Just when it seems too late by far, something hits us upside our calloused shell of a head, and there it is. From a direction we could not expect, something comes to fan long-buried Zionist faith back to life.The Black Eyed Peas, for example.
We didn’t know what hit us. The expectations of the thousands in that stadium, and the tens, perhaps hundreds of thousands following the live concert broadcast on Army Radio, ran in a very different vector, pointing squarely at the hip hop nation of the City of Angels, a mesmerizing funk-til-death backup band, by-your-throat rhythm cascades, assault rifle bursts of knowing, glowing, mow-down rhyme riffs and inexhaustible energy in human motion. That’s what we’d come for.
What we didn’t expect, was Zionism.
“We’ve been here for five days,” vocalist-rapper Will.I.Am called to the crowd. “And that’s been the best five days of our lives.”

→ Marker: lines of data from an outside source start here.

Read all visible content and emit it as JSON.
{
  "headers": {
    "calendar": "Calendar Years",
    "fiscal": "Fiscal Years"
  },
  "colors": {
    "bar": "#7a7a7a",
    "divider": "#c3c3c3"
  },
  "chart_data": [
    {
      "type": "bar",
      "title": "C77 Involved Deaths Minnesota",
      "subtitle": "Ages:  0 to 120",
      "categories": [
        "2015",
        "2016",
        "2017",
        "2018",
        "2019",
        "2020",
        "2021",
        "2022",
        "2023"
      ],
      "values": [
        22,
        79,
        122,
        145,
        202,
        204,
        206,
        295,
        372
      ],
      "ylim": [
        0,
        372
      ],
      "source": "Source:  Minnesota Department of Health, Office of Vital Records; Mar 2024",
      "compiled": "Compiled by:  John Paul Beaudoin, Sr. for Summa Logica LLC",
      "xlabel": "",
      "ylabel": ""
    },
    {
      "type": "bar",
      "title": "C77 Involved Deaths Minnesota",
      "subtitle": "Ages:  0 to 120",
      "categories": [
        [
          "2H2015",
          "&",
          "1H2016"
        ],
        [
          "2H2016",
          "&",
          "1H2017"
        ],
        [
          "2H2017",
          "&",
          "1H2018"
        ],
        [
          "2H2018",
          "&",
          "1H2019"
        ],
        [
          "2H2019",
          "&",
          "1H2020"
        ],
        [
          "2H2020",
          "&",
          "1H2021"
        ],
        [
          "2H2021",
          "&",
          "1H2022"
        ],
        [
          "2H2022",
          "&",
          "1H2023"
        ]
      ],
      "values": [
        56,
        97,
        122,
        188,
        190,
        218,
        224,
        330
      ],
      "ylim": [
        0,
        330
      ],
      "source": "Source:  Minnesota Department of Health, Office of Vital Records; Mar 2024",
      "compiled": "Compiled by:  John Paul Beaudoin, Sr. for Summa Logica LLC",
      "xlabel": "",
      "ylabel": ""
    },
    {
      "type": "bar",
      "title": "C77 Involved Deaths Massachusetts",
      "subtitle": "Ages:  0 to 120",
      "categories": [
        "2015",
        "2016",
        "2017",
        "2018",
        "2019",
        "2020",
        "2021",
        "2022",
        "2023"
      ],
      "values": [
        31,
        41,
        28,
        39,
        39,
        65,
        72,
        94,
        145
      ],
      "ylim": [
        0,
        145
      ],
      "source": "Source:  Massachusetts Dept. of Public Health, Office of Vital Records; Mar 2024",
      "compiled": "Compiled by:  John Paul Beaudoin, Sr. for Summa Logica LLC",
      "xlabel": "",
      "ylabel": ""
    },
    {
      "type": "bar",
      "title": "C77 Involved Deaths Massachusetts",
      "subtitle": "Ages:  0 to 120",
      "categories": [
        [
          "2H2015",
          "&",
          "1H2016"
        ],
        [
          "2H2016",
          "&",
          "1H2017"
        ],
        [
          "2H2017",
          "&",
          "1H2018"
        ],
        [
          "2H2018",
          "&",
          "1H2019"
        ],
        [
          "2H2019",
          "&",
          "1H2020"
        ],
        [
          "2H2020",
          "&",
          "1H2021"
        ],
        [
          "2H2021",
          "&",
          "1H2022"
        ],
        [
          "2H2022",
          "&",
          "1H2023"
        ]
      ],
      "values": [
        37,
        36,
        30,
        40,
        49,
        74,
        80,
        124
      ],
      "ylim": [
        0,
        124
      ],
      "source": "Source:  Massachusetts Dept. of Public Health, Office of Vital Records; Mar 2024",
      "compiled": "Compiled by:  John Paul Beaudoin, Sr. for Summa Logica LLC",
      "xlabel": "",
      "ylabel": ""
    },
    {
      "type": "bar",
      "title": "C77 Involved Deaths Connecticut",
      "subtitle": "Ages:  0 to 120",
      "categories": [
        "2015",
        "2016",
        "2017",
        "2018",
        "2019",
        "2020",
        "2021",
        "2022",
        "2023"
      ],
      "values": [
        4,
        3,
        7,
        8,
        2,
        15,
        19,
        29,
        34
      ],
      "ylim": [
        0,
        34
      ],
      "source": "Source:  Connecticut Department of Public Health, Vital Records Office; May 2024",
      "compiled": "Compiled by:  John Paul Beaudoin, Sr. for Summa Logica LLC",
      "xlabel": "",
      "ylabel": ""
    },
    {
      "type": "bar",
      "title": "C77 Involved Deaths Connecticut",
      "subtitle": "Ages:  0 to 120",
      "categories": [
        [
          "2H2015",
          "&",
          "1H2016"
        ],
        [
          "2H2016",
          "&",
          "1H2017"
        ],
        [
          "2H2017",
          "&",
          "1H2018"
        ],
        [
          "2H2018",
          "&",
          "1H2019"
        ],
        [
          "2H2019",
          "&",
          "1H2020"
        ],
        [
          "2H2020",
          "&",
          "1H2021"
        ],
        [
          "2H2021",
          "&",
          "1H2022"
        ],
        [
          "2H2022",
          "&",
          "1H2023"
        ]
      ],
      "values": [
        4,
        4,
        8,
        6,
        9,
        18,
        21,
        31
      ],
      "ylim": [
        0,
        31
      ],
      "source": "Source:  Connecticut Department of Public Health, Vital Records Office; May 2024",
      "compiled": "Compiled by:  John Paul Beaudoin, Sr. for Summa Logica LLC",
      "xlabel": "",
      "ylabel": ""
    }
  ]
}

“Check this out,” he went on, ticking off the ways he found himself loving the country, from the landscape, to the tight-knit character of family life, to “the most beautifullest women on the planet.
They stopped at nothing. They spoke about the possibility of moving to Israel to live. “Y’see, I brought my mom and my grandma. You know, we’re Christian, but I think I’m gonna convert to Judaism …”
The audience, which came knowing every syllable of every infinitely complex song, was caught entirely unprepared. They were witnessing a full-blown Revival Meeting of that old time Zionism, and it was their turn to testify.
Testify they did.
In seconds, they were delirious.
The band broke into a horn driven, Mussel Shoals-seasoned “Hava Nagila.” The crowd, already bananas, roared so loud it would have surprised no one had it been capable of levitating itself through sheer animal delight, and a peculiarly local version of loud, proud, surprised, oddly patriotic, unedited love.
Fergie, the group’s woman singer, flew in the face of every conceivable assumption, as well as every tenet of political correctness, by calling Israel “one of the most fun places on the planet.” But the crowd, knowing exactly what she meant, loosed yet a larger paroxysm.
I have been a fan of the Black Eyed Peas’ music for quite a while. Now I count myself a fan of the Black Eyed Peas.